"Look!" he cried. "It's the front end of the car that's on fire. If we climbed through the side door we'd have a chance to——"

He never finished the sentence, for the boys had caught the idea and were racing headlong for the burning car. Mr. Bradley, meeting them half way, literally had to drag them back.

"Don't be idiots!" he shouted to them. "Do you want to get burned up?"

"Let go, Dad!" gasped Chet, struggling to free himself. "Billie's trunk!"

"Billie's trunk will have to take its chance," Mr. Bradley yelled back at him. Then he added in a changed voice that made the boys stop struggling for a moment and follow the direction of his gaze. "Here come the fire engines.
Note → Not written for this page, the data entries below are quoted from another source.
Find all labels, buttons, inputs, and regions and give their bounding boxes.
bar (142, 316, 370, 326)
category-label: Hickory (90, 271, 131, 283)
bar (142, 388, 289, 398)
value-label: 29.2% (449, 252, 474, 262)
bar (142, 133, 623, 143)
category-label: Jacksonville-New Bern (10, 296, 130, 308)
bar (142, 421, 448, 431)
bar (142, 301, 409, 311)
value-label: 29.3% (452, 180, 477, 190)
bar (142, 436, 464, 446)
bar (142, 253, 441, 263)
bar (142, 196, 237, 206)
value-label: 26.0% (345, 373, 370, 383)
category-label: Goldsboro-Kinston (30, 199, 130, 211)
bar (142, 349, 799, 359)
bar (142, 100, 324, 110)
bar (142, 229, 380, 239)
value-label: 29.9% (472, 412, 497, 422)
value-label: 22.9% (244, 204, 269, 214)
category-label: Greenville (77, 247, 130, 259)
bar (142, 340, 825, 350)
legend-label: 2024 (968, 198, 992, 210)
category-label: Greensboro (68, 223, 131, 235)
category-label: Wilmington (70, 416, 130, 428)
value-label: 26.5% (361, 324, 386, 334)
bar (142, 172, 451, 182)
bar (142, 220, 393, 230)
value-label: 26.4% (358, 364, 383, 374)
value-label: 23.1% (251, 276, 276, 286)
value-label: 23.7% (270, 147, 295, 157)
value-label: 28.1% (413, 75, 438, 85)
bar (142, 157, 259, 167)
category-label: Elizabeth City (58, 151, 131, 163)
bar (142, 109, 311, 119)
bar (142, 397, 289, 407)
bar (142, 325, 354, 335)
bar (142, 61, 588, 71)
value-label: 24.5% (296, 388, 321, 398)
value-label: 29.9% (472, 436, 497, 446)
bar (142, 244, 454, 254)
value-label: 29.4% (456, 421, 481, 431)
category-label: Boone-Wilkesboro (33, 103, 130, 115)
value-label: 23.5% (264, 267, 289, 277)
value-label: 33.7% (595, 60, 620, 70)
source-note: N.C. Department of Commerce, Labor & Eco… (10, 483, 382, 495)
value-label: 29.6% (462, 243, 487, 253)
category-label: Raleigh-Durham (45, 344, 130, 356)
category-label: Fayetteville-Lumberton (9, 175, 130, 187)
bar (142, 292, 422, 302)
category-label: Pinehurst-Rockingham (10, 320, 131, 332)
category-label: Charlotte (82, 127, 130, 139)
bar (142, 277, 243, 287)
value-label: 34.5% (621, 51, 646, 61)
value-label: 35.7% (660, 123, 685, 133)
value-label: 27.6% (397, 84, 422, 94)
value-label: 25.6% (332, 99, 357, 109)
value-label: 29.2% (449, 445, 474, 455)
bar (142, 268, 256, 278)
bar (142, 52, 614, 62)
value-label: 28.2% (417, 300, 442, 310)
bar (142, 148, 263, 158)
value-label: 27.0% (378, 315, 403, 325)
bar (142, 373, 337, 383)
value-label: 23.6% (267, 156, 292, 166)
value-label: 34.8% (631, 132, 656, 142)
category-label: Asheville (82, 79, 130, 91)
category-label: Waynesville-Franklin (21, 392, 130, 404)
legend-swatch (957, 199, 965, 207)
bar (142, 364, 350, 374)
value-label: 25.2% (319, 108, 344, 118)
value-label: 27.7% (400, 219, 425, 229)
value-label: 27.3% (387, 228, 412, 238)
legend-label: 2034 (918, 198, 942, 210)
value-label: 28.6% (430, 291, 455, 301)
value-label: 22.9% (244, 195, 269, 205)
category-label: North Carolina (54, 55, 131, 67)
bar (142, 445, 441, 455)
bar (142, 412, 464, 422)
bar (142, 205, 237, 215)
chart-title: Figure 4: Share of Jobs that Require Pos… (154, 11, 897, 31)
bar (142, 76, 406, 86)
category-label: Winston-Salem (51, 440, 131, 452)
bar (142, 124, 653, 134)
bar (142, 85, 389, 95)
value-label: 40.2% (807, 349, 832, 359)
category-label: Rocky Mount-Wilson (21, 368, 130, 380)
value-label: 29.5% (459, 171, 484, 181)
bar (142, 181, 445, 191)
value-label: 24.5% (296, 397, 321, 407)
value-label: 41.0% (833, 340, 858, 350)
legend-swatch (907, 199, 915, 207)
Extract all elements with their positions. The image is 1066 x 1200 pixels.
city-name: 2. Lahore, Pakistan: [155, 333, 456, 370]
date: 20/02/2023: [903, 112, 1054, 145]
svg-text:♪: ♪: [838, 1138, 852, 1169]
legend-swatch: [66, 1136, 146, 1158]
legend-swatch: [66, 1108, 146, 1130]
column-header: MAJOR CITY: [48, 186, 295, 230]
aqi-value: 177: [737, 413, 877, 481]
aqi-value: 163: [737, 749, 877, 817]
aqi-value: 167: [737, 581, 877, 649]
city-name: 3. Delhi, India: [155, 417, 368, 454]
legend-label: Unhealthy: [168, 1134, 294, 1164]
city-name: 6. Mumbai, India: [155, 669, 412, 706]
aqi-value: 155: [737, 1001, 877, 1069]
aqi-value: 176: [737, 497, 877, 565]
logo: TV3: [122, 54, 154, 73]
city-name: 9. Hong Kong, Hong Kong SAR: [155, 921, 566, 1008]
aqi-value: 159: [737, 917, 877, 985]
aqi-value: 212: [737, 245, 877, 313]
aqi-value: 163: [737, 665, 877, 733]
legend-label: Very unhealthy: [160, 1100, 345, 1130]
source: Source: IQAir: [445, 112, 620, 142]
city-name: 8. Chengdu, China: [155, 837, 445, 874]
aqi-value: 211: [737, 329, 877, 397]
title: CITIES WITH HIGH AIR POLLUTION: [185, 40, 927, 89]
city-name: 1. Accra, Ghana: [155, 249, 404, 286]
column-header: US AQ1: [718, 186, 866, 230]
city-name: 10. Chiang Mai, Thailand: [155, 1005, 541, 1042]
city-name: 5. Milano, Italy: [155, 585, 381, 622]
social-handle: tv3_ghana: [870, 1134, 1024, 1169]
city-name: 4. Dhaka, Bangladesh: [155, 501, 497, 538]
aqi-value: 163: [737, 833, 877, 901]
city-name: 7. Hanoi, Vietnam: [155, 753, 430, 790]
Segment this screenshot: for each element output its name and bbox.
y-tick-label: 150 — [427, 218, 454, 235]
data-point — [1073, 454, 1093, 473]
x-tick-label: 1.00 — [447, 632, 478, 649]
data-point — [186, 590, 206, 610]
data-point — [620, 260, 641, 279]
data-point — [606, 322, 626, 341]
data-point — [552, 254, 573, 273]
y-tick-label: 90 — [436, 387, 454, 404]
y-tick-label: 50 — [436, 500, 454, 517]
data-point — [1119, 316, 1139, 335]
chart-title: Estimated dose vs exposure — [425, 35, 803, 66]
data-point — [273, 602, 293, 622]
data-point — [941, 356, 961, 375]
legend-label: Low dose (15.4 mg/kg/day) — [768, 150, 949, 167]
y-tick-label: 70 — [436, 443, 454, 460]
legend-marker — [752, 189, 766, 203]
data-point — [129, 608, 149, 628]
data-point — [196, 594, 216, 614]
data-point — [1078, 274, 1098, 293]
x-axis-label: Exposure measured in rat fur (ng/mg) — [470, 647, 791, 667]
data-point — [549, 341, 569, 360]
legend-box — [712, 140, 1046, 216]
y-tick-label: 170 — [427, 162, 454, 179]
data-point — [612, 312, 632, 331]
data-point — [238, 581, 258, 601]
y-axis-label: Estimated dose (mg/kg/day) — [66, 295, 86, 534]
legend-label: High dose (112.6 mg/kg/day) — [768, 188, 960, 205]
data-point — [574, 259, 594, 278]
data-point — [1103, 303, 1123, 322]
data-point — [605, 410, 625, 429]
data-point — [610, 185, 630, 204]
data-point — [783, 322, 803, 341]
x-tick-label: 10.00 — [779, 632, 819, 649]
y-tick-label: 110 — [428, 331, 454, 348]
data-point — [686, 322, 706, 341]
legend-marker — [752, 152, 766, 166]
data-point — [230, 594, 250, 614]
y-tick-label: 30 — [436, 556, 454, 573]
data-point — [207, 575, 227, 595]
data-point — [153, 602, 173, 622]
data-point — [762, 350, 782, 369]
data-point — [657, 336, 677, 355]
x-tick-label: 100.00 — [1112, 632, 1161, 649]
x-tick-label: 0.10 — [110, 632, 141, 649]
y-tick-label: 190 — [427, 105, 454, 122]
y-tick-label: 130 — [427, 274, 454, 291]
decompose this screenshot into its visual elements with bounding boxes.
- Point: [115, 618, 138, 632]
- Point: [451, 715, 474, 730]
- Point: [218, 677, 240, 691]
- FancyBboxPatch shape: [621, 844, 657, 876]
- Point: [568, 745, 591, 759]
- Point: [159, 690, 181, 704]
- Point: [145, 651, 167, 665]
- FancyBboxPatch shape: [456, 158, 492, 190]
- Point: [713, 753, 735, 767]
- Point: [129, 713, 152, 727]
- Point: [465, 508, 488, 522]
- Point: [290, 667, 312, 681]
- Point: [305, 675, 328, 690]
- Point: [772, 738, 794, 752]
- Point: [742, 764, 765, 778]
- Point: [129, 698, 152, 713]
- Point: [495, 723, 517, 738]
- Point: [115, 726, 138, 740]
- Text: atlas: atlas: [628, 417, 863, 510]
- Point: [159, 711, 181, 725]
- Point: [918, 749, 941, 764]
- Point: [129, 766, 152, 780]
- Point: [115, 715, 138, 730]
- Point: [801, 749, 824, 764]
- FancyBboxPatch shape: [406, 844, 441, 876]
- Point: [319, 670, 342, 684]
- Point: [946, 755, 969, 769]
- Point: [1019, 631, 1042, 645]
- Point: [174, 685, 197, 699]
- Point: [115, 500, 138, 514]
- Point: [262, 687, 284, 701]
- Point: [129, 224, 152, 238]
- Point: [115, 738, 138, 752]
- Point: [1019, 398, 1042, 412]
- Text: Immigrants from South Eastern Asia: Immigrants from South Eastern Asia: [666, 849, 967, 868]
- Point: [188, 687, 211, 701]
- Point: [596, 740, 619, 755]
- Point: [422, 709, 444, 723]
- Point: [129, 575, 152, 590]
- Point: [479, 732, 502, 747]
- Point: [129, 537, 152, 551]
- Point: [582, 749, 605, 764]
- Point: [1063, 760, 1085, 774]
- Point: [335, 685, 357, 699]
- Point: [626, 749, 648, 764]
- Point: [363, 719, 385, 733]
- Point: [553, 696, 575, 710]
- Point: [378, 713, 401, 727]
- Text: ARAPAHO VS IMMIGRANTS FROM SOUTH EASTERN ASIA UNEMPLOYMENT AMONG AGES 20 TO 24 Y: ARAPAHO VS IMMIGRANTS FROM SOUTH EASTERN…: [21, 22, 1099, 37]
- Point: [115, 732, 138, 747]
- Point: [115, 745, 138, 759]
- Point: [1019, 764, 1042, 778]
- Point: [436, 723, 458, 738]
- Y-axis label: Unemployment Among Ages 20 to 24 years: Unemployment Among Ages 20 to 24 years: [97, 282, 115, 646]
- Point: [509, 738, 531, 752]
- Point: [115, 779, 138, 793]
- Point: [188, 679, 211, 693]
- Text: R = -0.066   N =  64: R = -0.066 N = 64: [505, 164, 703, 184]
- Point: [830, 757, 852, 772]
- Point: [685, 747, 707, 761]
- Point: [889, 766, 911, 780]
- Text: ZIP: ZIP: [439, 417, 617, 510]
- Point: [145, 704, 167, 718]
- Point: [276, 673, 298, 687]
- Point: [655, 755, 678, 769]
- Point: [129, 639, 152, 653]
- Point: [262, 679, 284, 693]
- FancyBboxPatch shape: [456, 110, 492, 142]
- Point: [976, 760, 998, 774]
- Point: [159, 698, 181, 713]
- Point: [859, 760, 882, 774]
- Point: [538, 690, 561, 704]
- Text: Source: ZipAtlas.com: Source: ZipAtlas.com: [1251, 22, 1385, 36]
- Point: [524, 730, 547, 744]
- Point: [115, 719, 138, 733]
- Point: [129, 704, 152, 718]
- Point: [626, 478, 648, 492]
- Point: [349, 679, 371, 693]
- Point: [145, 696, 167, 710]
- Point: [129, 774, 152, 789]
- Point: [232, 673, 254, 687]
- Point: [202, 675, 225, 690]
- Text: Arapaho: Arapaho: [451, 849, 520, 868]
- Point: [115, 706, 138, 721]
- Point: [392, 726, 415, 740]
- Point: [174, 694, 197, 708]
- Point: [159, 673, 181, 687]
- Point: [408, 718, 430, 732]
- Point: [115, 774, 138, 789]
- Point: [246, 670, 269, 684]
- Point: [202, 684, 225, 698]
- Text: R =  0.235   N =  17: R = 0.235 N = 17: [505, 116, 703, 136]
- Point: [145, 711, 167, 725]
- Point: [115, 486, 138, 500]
Maybe we'll save that trunk after all."

With a yell the boys dashed off down the platform to meet the engines, whether with a vague idea of helping the horses pull or just on general principles, no one will ever know.

The fire department was a country one, and there was not enough force of water; in fact, there seemed not to be enough of anything.

They did at last succeed in putting out the fire, however, while the girls stood by in an agony of suspense, and finally some of the train hands were allowed to climb into the sodden train and find what luggage, if any, could be saved.

Wildly hoping that their own particular little trunk with its precious contents would be among the saved, the girls and boys would have followed, but a guard politely but firmly held them back.

"Claim your baggage at the next town, please," he said, and, his hard heart softened perhaps by the sight of Billie's anxious face, added by way of explanation: "All the baggage will be sent to the next town to be claimed in the morning."